In [1]:
import spacy

In [2]:
nlp = spacy.load("en_core_web_sm")

In [89]:
doc = nlp("My name is Dhiraj.")

In [90]:
print(doc) #looks like a string 

My name is Dhiraj.


In [91]:
type(doc) # but, its actually a special type of object called document object 

spacy.tokens.doc.Doc

In [92]:
[t for t in doc] # special in the sense we can loop over it

[My, name, is, Dhiraj, .]

In [93]:
t = doc[0]

In [94]:
t

My

In [95]:
type(t)

spacy.tokens.token.Token

**document is a collection of token objects**

In [96]:
# token object has lot of properties 
# pos = parts of speech 
for t in doc: 
    print(f"{t}: {t.pos_}")

My: PRON
name: NOUN
is: AUX
Dhiraj: PROPN
.: PUNCT


In [97]:
# visualize 
from spacy import displacy 

displacy.render(doc)

In [98]:
spacy.explain('poss')

'possession modifier'

In [100]:
displacy.render(doc, style='ent')

In [101]:
spacy.explain('GPE')

'Countries, cities, states'

### Lets identify the programming language 

For starters, lets begin with detecting programing language **go**

In [19]:
def has_go_token(doc):
    for token in doc:
        if token.lower_ in ["go", "golang", "objective-c"]:
            if token.pos_ != 'VERB':
                return True
    return False

In [22]:
doc = nlp("I love programming in objective-c")

In [23]:
has_go_token(doc)

False

In [24]:
pattern = [{'LOWER': 'objective'},
           {'IS_PUNCT': True},
           {'LOWER': 'c'}]

In [25]:
from spacy.matcher import Matcher

In [26]:
matcher = Matcher(nlp.vocab)

list

In [33]:
matcher.add("OBJ_C", [pattern]) # changed in 3.0


In [34]:
matcher(doc)

[(14600203822370300727, 4, 7)]

In [35]:
doc[4:7]

objective-c

In [36]:
# now we have the power to span over mulitple tokens and match them according to the rules 

In [53]:
obj_c_pattern = [{'LOWER': 'objective'}, {'IS_PUNCT': True}, {'LOWER': 'c'}] # from above
golang_pattern = [{'LOWER': {'IN' : ['go', 'golang']}, 'POS' : {'NOT_IN': ['VERB']}}]

In [54]:
matcher = Matcher(nlp.vocab)

In [58]:
matcher.add("PATTERN", [obj_c_pattern, golang_pattern])

In [65]:
doc = nlp("I love coding in objective-c and golang")

In [66]:
for t in doc:
    print(t, t.pos_)

I PRON
love VERB
coding VERB
in ADP
objective ADJ
- PUNCT
c NOUN
and CCONJ
golang PROPN


In [67]:
matches = matcher(doc)
matches

[(11920309760829426267, 4, 7), (11920309760829426267, 8, 9)]

In [69]:
for match_id, start, end in matches:
    print(doc[start : end])

objective-c
golang


## Cleaned up code 

In [70]:
from spacy.matcher import Matcher 

In [83]:
obj_c_pattern = [{'LOWER': 'objective'}, {'IS_PUNCT': True}, {'LOWER': 'c'}] # from above
golang_pattern1 = [{'LOWER': 'golang'}]
golang_pattern2 = [{'LOWER': 'go', 'POS' : {'NOT_IN': ['VERB']}}]
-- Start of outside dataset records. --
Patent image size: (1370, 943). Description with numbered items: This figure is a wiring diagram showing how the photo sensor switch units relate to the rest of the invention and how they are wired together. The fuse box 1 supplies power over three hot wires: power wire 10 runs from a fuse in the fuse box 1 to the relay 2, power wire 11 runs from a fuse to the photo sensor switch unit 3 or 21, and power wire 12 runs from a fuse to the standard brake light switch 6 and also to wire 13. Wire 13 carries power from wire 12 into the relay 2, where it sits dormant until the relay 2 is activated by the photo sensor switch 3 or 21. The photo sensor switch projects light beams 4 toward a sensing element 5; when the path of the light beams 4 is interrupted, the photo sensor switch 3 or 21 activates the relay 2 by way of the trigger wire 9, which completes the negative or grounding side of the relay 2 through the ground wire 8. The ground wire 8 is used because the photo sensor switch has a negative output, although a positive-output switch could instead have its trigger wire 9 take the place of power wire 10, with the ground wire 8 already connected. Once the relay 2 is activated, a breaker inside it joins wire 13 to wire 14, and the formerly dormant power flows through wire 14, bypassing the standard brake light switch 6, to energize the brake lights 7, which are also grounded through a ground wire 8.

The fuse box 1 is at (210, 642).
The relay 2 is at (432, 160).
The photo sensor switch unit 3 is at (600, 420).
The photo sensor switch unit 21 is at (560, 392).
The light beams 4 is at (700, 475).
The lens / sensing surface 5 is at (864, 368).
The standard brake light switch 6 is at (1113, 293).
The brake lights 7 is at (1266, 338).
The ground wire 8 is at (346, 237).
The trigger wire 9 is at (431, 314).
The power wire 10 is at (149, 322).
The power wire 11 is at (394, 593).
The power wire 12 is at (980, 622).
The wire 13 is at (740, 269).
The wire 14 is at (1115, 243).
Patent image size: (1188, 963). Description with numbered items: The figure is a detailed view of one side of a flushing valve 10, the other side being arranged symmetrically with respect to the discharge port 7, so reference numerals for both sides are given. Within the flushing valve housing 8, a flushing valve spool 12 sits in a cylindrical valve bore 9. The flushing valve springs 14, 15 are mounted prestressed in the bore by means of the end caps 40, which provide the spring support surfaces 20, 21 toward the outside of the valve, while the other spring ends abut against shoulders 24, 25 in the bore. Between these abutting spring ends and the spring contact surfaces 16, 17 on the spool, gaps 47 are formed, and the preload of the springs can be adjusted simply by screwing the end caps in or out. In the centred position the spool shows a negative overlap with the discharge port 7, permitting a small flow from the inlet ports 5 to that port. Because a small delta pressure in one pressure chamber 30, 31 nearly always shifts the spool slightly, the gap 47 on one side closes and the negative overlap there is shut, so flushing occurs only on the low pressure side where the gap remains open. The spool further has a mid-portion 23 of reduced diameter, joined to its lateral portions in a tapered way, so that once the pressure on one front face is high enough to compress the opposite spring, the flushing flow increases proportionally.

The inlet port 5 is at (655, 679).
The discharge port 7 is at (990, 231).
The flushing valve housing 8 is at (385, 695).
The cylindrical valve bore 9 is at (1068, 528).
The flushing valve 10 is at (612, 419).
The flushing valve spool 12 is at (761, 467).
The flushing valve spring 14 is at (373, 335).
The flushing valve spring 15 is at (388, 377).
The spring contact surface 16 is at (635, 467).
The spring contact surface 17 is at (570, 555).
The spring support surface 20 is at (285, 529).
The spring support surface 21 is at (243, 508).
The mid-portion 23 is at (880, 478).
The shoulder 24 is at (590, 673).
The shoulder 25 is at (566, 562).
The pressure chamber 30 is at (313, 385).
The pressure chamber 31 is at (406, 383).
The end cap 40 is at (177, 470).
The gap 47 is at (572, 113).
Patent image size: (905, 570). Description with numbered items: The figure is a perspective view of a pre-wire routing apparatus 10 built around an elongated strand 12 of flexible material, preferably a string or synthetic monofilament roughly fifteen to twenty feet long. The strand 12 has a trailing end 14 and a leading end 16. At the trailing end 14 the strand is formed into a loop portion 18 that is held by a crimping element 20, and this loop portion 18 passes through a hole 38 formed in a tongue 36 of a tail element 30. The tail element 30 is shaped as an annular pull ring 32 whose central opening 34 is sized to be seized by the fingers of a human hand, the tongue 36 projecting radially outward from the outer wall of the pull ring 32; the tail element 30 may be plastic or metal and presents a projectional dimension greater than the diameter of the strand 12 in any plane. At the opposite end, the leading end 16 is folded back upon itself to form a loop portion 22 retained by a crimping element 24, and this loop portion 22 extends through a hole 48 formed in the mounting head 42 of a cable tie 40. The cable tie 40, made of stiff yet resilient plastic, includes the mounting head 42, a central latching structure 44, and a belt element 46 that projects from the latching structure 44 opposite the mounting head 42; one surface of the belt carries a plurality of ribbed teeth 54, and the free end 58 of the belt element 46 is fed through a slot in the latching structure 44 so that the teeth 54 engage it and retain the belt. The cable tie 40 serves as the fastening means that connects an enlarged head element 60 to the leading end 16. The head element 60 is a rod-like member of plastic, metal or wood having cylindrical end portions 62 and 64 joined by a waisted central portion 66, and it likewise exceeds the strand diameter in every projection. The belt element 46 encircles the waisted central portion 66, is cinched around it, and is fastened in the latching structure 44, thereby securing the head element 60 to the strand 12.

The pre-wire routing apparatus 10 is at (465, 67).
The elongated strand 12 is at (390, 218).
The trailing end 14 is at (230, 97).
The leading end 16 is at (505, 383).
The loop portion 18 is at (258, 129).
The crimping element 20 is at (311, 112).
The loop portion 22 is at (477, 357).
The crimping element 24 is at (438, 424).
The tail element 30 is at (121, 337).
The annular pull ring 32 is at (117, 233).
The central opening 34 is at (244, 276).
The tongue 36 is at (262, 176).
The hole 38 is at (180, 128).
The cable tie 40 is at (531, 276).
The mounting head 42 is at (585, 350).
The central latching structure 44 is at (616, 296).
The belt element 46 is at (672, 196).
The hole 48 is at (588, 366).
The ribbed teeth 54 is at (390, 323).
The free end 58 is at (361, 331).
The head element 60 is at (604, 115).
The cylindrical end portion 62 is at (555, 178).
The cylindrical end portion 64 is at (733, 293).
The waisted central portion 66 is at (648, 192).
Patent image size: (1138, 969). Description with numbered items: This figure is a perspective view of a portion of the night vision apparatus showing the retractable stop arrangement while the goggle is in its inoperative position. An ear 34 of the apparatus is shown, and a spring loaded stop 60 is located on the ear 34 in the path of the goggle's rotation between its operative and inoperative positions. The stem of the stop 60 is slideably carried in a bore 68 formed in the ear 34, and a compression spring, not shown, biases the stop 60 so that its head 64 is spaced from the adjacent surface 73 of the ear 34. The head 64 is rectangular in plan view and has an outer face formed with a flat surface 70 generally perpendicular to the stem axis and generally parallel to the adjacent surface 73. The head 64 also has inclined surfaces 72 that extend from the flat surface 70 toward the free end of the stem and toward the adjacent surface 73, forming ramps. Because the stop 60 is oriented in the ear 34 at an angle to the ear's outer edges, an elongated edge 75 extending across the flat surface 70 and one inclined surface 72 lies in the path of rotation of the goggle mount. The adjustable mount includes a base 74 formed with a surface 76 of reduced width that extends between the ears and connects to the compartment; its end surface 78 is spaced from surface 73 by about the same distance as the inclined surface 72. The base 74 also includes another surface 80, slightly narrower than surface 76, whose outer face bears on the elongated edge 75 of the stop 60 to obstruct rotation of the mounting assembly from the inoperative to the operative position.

ruby_pattern = [{'LOWER': 'ruby'}]
python_pattern = [{'LOWER': 'python'}]
js_pattern = [{'LOWER': {'IN': ['js', 'javascript']}}]

In [84]:
matcher = Matcher(nlp.vocab)
matcher.add("PATTERNS", [obj_c_pattern, golang_pattern1, golang_pattern2, python_pattern, 
                         js_pattern, ruby_pattern])

In [81]:
doc = nlp("I am an iOS dev who codes in both go/golang as well as objective-c")
matches = matcher(doc)
for match_id, start, end in matches:
    print(doc[start: end])

golang
objective-c


In [85]:
doc = nlp("I have done some ruby, python, and go programming")
matches = matcher(doc)
for match_id, start, end in matches:
    print(doc[start: end])

ruby
python


In [86]:
[(t, t.pos_) for t in doc]

[(I, 'PRON'),
 (have, 'AUX'),
 (done, 'VERB'),
 (some, 'DET'),
 (ruby, 'NOUN'),
 (,, 'PUNCT'),
 (python, 'PROPN'),
 (,, 'PUNCT'),
 (and, 'CCONJ'),
 (go, 'VERB'),
 (programming, 'VERB')]

## Train an Entity detector model 

In [102]:
import spacy
import pandas as pd
from spacy import displacy 
from spacy.matcher import Matcher 

ModuleNotFoundError: No module named 'pandas'

In [104]:
nlp = spacy.load('en_core_web_sm')

In [105]:
doc = nlp("My name is Vincent and I was born on 23rd June 1987. \
           I work at Rasa from Haarlem. I just bought a guitar \
           cost $1000 on ebay and I will get is services here for 20 euro a year.")

In [106]:
displacy.render(doc, style='ent')

In [107]:
[(e, type(e)) for e in doc.ents]

[(Vincent, spacy.tokens.span.Span),
 (23rd June 1987, spacy.tokens.span.Span),
 (1000, spacy.tokens.span.Span),
 (ebay, spacy.tokens.span.Span),
 (20 euro, spacy.tokens.span.Span)]

In [110]:
[(e, e.label_) for e in doc.ents]

[(Vincent, 'PERSON'),
 (23rd June 1987, 'DATE'),
 (1000, 'MONEY'),
 (ebay, 'ORG'),
 (20 euro, 'QUANTITY')]

In [109]:
e.label_

'PERSON'

In [113]:
spacy.explain('PERSON')

'People, including fictional'

In [114]:
nlp.pipeline

[('tok2vec', <spacy.pipeline.tok2vec.Tok2Vec at 0x280cc643040>),
 ('tagger', <spacy.pipeline.tagger.Tagger at 0x280cc648720>),
 ('parser', <spacy.pipeline.dep_parser.DependencyParser at 0x280cc6403a0>),
 ('attribute_ruler',
  <spacy.pipeline.attributeruler.AttributeRuler at 0x280cc540200>),
 ('lemmatizer', <spacy.lang.en.lemmatizer.EnglishLemmatizer at 0x280cc4c0c00>),
 ('ner', <spacy.pipeline.ner.EntityRecognizer at 0x280cc5e9dc0>)]